国立大附属校にいじめ重大事態への対応徹底求める 文科省が通知

国立大附属校にいじめ重大事態への対応徹底求める 文科省が通知
iStock.com/n
【協賛企画】
広 告

 文科省は7月7日、附属校を置いている国立大の全ての学長に対し、小中学校や高校、特別支援学校で「いじめ防止対策推進法」が規定している「重大事態」が起きた場合、文科省への報告や事実関係の調査といった同法が義務付けている対応を徹底するよう通知した。また、対応に漏れがないことを確認するための「チェックリスト」も作成し、文科省に重大事態の報告を行う際に提出するよう求めた。茨城大教育学部附属小学校で4月、2021年度にいじめが原因で児童が不登校に追い込まれる重大事態が発生していたにもかかわらず、同法で義務付けられた調査を実施していないことが判明するなど、今年度に入って国立大附属校での不適切な対応が相次いで発覚したことを受け、改めて周知する必要があると判断した。

 文科省によると、茨城大教育学部附属小学校では21年度、いじめが原因で児童が不登校になった。いじめ防止対策推進法は、被害者が不登校に追い込まれるケースを重大事態と位置付け、国立大附属校の場合は文科相に報告するとともに、事実関係などを調査するよう義務付けている。だが、茨城大は4月に毎日新聞が報道するまで、こうした対応を怠っていた。

 また、東京学芸大附属大泉小学校でも6月、いじめを認知した学級担任が約半年間にわたって管理職への報告を怠るなど不適切な対応をしていたことが明らかになった。その後、被害者とされる児童は不登校になっており、同学は重大事態と認定して調査を進めている。

 相次ぐ問題を受け、文科省の通知は「いじめ対応に当たっては、1人の教職員が抱え込むのではなく、学校が一丸となって組織的に早期発見・早期対応に努め、いじめを受けた児童・生徒を徹底して守り通すことが重要」と指摘。各学長に対し、重大事態が起きた場合はいじめ防止対策推進法に加え、国が定めた基本方針やガイドラインに沿った対応を附属校の全ての教職員に徹底させるよう求めた。さらに、校内のいじめ対策組織などが形骸化していないかどうかを定期的に確認し、必要に応じて改善を図るなど、学内のガバナンス体制を点検したり、見直したりするよう要請した。

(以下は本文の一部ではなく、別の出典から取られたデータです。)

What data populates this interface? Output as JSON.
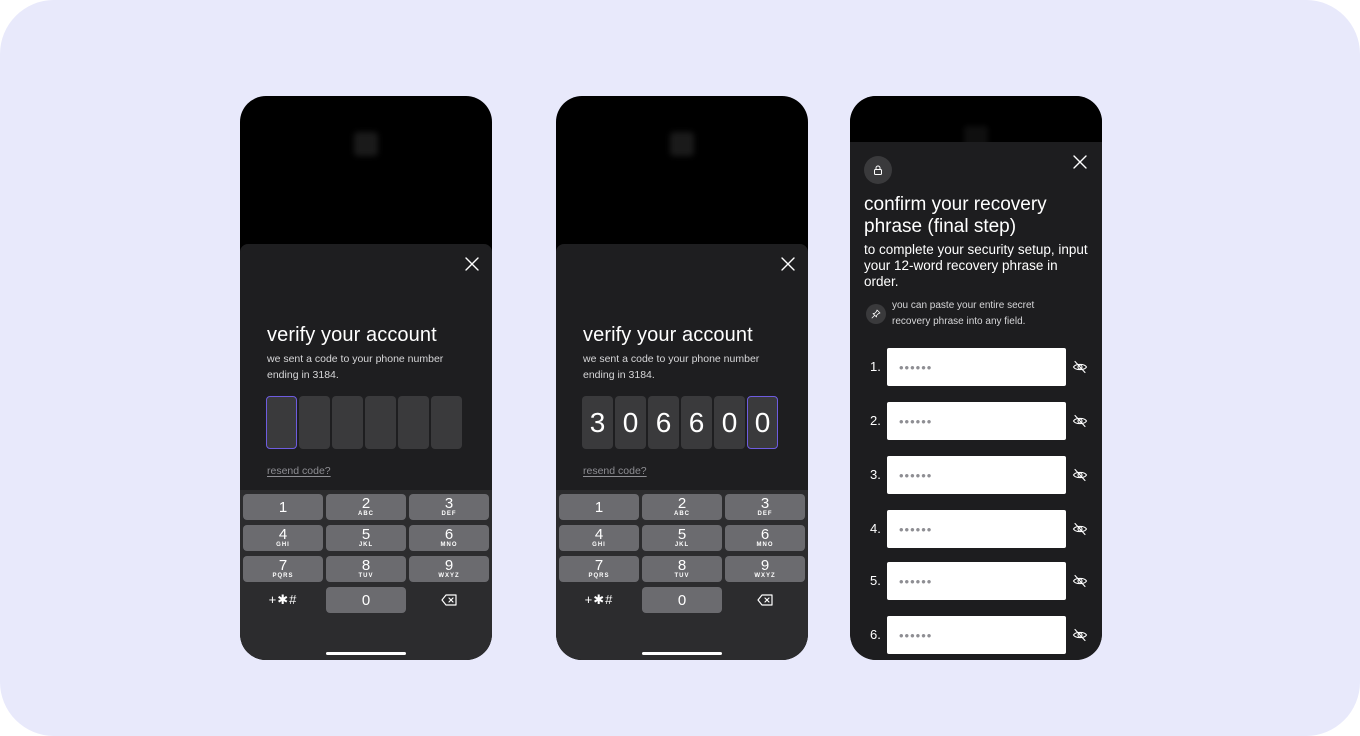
{
  "screens": [
    {
      "title": "verify your account",
      "subtitle": "we sent a code to your phone number ending in 3184.",
      "code_digits": [
        "",
        "",
        "",
        "",
        "",
        ""
      ],
      "active_index": 0,
      "resend_label": "resend code?"
    },
    {
      "title": "verify your account",
      "subtitle": "we sent a code to your phone number ending in 3184.",
      "code_digits": [
        "3",
        "0",
        "6",
        "6",
        "0",
        "0"
      ],
      "active_index": 5,
      "resend_label": "resend code?"
    }
  ],
  "keypad": {
    "keys": [
      {
        "num": "1",
        "letters": ""
      },
      {
        "num": "2",
        "letters": "ABC"
      },
      {
        "num": "3",
        "letters": "DEF"
      },
      {
        "num": "4",
        "letters": "GHI"
      },
      {
        "num": "5",
        "letters": "JKL"
      },
      {
        "num": "6",
        "letters": "MNO"
      },
      {
        "num": "7",
        "letters": "PQRS"
      },
      {
        "num": "8",
        "letters": "TUV"
      },
      {
        "num": "9",
        "letters": "WXYZ"
      }
    ],
    "symbols_label": "+✱#",
    "zero": "0"
  },
  "recovery": {
    "title": "confirm your recovery phrase (final step)",
    "description": "to complete your security setup, input your 12-word recovery phrase in order.",
    "tip": "you can paste your entire secret recovery phrase into any field.",
    "fields": [
      {
        "num": "1.",
        "placeholder": "••••••"
      },
      {
        "num": "2.",
        "placeholder": "••••••"
      },
      {
        "num": "3.",
        "placeholder": "••••••"
      },
      {
        "num": "4.",
        "placeholder": "••••••"
      },
      {
        "num": "5.",
        "placeholder": "••••••"
      },
      {
        "num": "6.",
        "placeholder": "••••••"
      }
    ]
  },
  "colors": {
    "background": "#e8e9fb",
    "sheet": "#1e1e20",
    "accent": "#6e5ce0",
    "key": "#6b6b6f"
  }
}
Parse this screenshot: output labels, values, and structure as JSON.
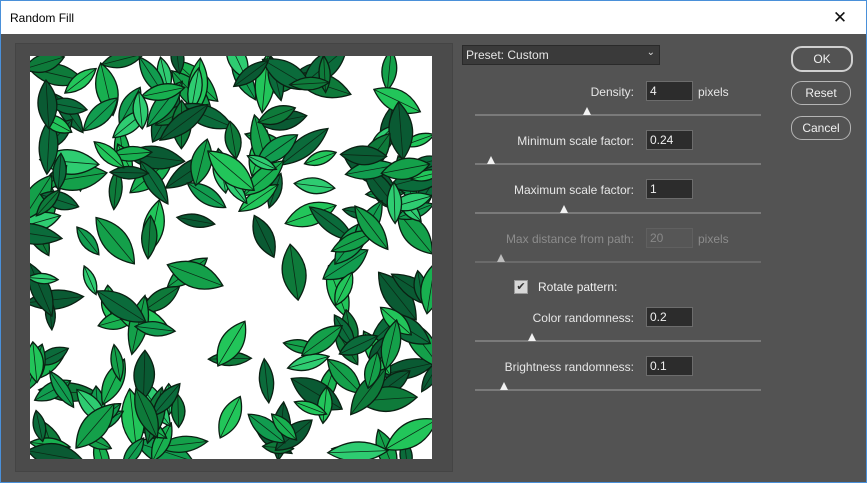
{
  "window": {
    "title": "Random Fill",
    "close_glyph": "✕"
  },
  "preset": {
    "label": "Preset:",
    "value": "Custom",
    "display": "Preset: Custom"
  },
  "params": [
    {
      "label": "Density:",
      "value": "4",
      "unit": "pixels",
      "disabled": false,
      "slider_fraction": 0.39
    },
    {
      "label": "Minimum scale factor:",
      "value": "0.24",
      "unit": "",
      "disabled": false,
      "slider_fraction": 0.055
    },
    {
      "label": "Maximum scale factor:",
      "value": "1",
      "unit": "",
      "disabled": false,
      "slider_fraction": 0.31
    },
    {
      "label": "Max distance from path:",
      "value": "20",
      "unit": "pixels",
      "disabled": true,
      "slider_fraction": 0.09
    },
    {
      "label": "Color randomness:",
      "value": "0.2",
      "unit": "",
      "disabled": false,
      "slider_fraction": 0.2
    },
    {
      "label": "Brightness randomness:",
      "value": "0.1",
      "unit": "",
      "disabled": false,
      "slider_fraction": 0.1
    }
  ],
  "rotate_pattern": {
    "label": "Rotate pattern:",
    "checked": true,
    "check_glyph": "✔"
  },
  "buttons": {
    "ok": "OK",
    "reset": "Reset",
    "cancel": "Cancel"
  },
  "preview": {
    "description": "random leaf fill preview",
    "leaf_colors": [
      "#0e7a3a",
      "#14a04a",
      "#22c55a",
      "#0b6b3b",
      "#18b050",
      "#0a5a33",
      "#2ecc71",
      "#119c4f"
    ]
  },
  "colors": {
    "background": "#535353",
    "accent_border": "#4a90d9"
  }
}
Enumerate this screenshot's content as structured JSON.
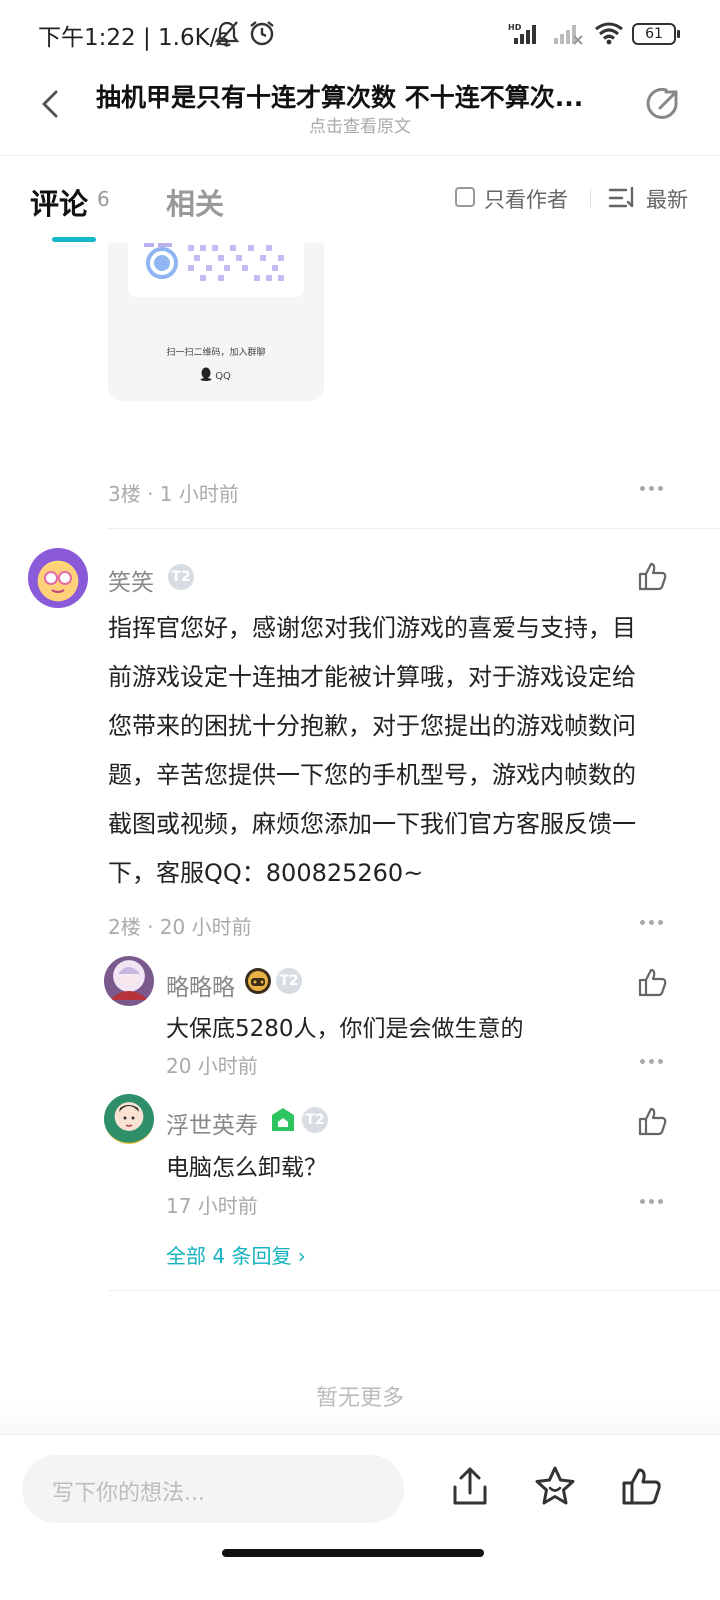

 また、文科省が実施している21年度の「児童・生徒の問題行動・不登校調査」では、国立大附属校はいじめに関する校内研修会を実施したり、いじめ防止のために設置している校内組織を招集したりした学校の割合が低い傾向にあった。このため通知では「地域のモデル校となるべき国立大附属校においては、積極的に防止対策に取り組んでいただきたい」と注文を付けた。